1 Authors aim to reduce the size of memory cell elements which is necessary both for reducing heat generation and increasing integration density. In this process, the dimensions of elements are reduced to a few nanometers (Table 1). For such dimensions, quantum size effects become considerable and modify material properties such as electrical and thermal conductivities, heat capacity, and Seebeck coefficient. Are these changes taken into account during numerical experiments? Quantum size effects will considerably affect the results presented in Figures: 11, 12, 14, 15, 16, and 17 in which element width is reduced from 20 to 10 nm. Quantum size effects may be negligible in the case of 20 nm width and become considerable for 10 nm.

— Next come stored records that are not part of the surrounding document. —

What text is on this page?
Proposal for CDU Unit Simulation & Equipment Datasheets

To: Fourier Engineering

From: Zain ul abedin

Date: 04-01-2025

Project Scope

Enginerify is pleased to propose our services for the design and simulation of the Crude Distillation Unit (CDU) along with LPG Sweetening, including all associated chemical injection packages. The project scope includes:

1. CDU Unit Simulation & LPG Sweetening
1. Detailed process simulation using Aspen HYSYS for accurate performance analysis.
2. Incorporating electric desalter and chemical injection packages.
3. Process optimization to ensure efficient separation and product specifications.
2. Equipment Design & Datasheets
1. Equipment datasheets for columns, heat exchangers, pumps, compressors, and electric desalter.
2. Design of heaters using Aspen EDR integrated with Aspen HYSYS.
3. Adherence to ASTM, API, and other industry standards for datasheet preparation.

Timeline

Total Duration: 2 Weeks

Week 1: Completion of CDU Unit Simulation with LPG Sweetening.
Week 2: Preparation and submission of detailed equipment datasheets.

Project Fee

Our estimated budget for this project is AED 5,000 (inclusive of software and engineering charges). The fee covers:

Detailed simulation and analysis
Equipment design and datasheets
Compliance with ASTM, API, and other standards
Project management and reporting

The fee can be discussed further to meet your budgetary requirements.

2 Authors dial with periodic nanostructures with a period of the order of 100 nm. At this size, geometry-induced quantum effects [A. Tavkhelidze et. al Nanomaterials 11, 505 (2021)] are considerable. Note that geometry-induced quantum effects have a much longer scale with respect to quantum size effects and apply to periodic nanostructures only. Once devices introduced by authors are based on periodic nanostructures, geometry-induced quantum effects should be considered.
3 Lines 187-189. It is not clear what is the thickness of the core bar. Is it 24 nm?
Author Response
Dear Reviewer,
Thank you for spending time and efforts on this review process. Please see the attachment to find our reponses to all questions.
Best wishes
D. W. Wang
Author Response File: Author Response.pdf